I didn't know how to feel about Constantine as a TV show since (1) he's a complex yet popular character so expectations would inevitably be high, (2) the Constantine movie was a mixed bag and (3) CW shows did not inspire much confidence. In other words, there's a lot that could go wrong with the show or even if it were good it's hard to expect it to survive for long.
And as is often the case of genre entertainment on major US television networks, the show only lasted a single season and did not go beyond that one. And while the series was not perfect, it hit a lot of the right notes and it was a shame to see it gone so soon.
Synopsis: Constantine is an NBC supernatural drama series created by David Cerone and David S. Goyer. The story is based on the DC Comics character of the same name as originally featured in the Hellblazer comics created by Alan Moore, Steve Bissette and John Totleben.
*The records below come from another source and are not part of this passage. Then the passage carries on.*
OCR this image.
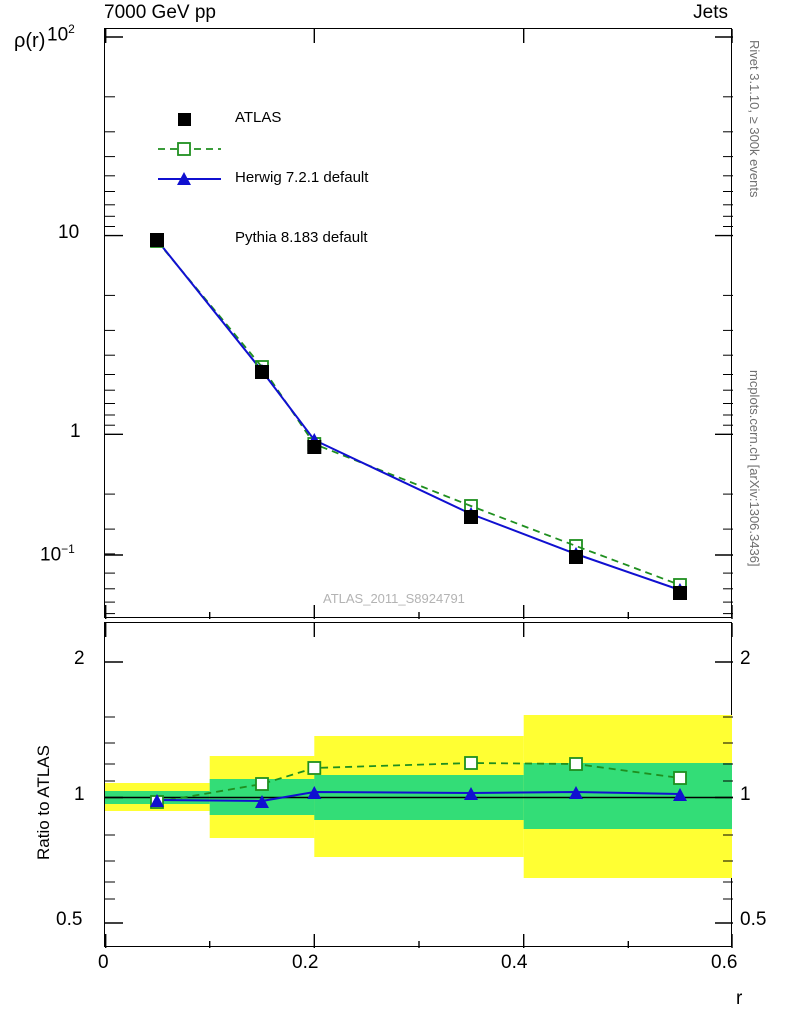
7000 GeV pp	Jets
ρ(r)	Rivet 3.1.10, ≥ 300k events
mcplots.cern.ch [arXiv:1306.3436]
ATLAS
Herwig 7.2.1 default
Pythia 8.183 default
ATLAS_2011_S8924791
$10^2$
10
1
$10^{-1}$
2
1
0.5
2
1
0.5
Ratio to ATLAS
0	0.2	0.4	0.6
r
John Constantine (Matt Ryan) is a sort of detective for cases that involve the occult or threats of a more supernatural nature. But he's not entirely a good guy - he has been more of a con man and opportunist and more recently he's a man trying to make up for past mistakes - mistakes that have cost him his very soul, so to speak. His main companion is Chas (Charles Halford), who makes for a loyal companion. He's also not very good at dying.
Things get interesting when Constantine meets Zed (Angélica Celaya), an artist with some psychic abilities that ends up painting several pieces depicting Constantine. Initially she's a bit of a curiosity and in time she becomes part of his regular misadventures as they deal with a seeming increase in demonic activity in the world.
What I Liked: Matt Ryan made for a pretty good John Constantine, especially in later episodes. Despite the limitations of TV, he managed to depict the sort of jaded, two-timing Constantine I'd expect who's just as likely to use trickery to beat an adversary as much as he'd try magic to accomplish the same goals. And his banter with Chas and later Zed do help carry the show forward.
The writing as a whole certainly showed a lot of potential. While the initial foray into the creature of the week format is standard in TV shows, its later shift to a more long-term narrative was really building up to something bigger that I expect would have been pretty awesome had the show gotten more than its limited 13 episodes.
What Could Have Been Better: While there were some great story pegs with a promise of big things in the future, some of the individual episodes felt a little wonky with some plots that didn't quite seem as truly being Hellblazer worthy, if you get my drift. It takes a while for the show to find its voice and stride but in the end it was too late.
I had very mixed feelings about Zed in the story as she felt like more baggage for John and an odd effort to play to TV expectations of having a clear female character at the forefront things. She's not terrible but she just didn't feel absolutely necessary to the core Constantine narrative. Constantine may be the sort of con man who has a lot of debts and favors to collect on with various figures but that doesn't mean he needs constant companions.
TL;DR: Constantine was a show that was just warming up, really, and I think had a lot better stories to tell in the future. However they never got that far and got bogged down in freak of the week stories to some extent and thus the TV axe came sooner rather than later. So the first and only season gets a decent 3.5 tricks that Constantine orchestrates out of a possible 5.